I took hold of Catherine’s hand and we walked across the tracks together. I was very worried about crossing in a place other than where I had been told to cross, even though I had decided to blatantly ignore my parent’s directions. The railway lines were double and much wider than I expected. It seemed to take forever to cross those lines and imagined I could feel them shaking as a train raced towards us along the line.

I had heard a terrible story about the father of a girl I knew at school who had been killed crossing the railway line. We were told that his car had broken down and he couldn’t get it restarted and move it off the line.I later learned the awful truth that he had committed suicide in his car by parking it on the railway line and waiting for it to be smashed into by a train in the dark. A terrible story and frightening for a small girl who was crossing the railway lines with her younger sister in a most naughty and disobedient way.

I never forgot the anxiety of that crossing and I never attempted such a thing again. I never even told anyone in my family and I am quite sure my sister doesn’t remember this. You readers are the first to hear this confession.

This was not the only mischief Cath and I managed to get into during these long walks to the beach and back. One hot day we were walking home through the village when we saw an old lady walking home in the heat carrying big bags of groceries. We had been taught to be helpful, so I offered to carry the bags to the old lady’s flat which was not far away but was on the fifth floor of the building. The old lady was happy to accept my offer and Cath and I trudged up five flights of steps with all those heavy bags. Cath was a bit better off as she only carried the bag with the bread in it which was light even if it was awkward for her to carry with her small hands.

The old lady was grateful for the help and she invited us both to visit her for tea the following day. Catherine and I arrived at the appointed time of 3P.M. and had a delightful tea with the old lady and her visiting friend.
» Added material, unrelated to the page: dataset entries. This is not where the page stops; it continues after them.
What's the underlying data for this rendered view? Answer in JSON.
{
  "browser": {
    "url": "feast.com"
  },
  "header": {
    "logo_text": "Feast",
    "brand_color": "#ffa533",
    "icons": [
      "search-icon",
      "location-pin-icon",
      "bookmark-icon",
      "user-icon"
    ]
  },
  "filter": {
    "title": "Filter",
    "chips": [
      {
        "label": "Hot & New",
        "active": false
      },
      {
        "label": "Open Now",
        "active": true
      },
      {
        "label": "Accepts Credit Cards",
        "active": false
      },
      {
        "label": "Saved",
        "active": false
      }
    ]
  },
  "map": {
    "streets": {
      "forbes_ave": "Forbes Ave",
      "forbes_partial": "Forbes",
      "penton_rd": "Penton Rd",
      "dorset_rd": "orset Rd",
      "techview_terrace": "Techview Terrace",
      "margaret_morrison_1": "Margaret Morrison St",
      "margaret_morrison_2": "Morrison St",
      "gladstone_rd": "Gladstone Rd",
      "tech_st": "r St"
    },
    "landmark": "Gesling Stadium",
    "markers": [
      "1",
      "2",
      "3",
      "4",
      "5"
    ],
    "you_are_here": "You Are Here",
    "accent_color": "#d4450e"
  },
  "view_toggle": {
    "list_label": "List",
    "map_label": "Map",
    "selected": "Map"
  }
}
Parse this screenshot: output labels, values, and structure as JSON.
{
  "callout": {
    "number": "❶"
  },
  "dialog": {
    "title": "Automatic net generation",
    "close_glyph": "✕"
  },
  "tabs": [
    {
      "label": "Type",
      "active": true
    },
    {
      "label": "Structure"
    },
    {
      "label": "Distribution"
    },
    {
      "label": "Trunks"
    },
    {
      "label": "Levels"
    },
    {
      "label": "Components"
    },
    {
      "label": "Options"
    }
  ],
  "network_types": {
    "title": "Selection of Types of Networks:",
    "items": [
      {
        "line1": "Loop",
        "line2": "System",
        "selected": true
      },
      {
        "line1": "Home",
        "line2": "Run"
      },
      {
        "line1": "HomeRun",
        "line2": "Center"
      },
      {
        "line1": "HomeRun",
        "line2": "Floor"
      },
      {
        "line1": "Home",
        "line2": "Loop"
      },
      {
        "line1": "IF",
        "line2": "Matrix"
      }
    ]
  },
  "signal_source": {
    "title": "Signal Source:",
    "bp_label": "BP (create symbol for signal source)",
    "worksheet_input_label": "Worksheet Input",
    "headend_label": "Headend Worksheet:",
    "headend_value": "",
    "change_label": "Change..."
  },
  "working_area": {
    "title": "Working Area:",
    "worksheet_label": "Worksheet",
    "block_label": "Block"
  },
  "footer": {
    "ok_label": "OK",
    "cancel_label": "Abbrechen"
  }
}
We had tea and a selection of delicious biscuits. The old lady also put out a bowl of fruit sweets for us to enjoy. I only allowed Cath to take two sweets and I also took two as we had been taught not to be greedy when visiting. The two old ladies showed me how to make a knit a pincushion which is a skill I have never forgotten.

At 5P.M. it was time for us to leave and walk home. The old lady offered us the bowl of sweets and said we should each take two for the walk home. My little sister, Catherine, said “Thank you, but I already have some.”From the pockets of her skirt she pulled out a handful of sweets. I was so embarrassed I never went to visit the old lady again which was really a pity for everyone involved.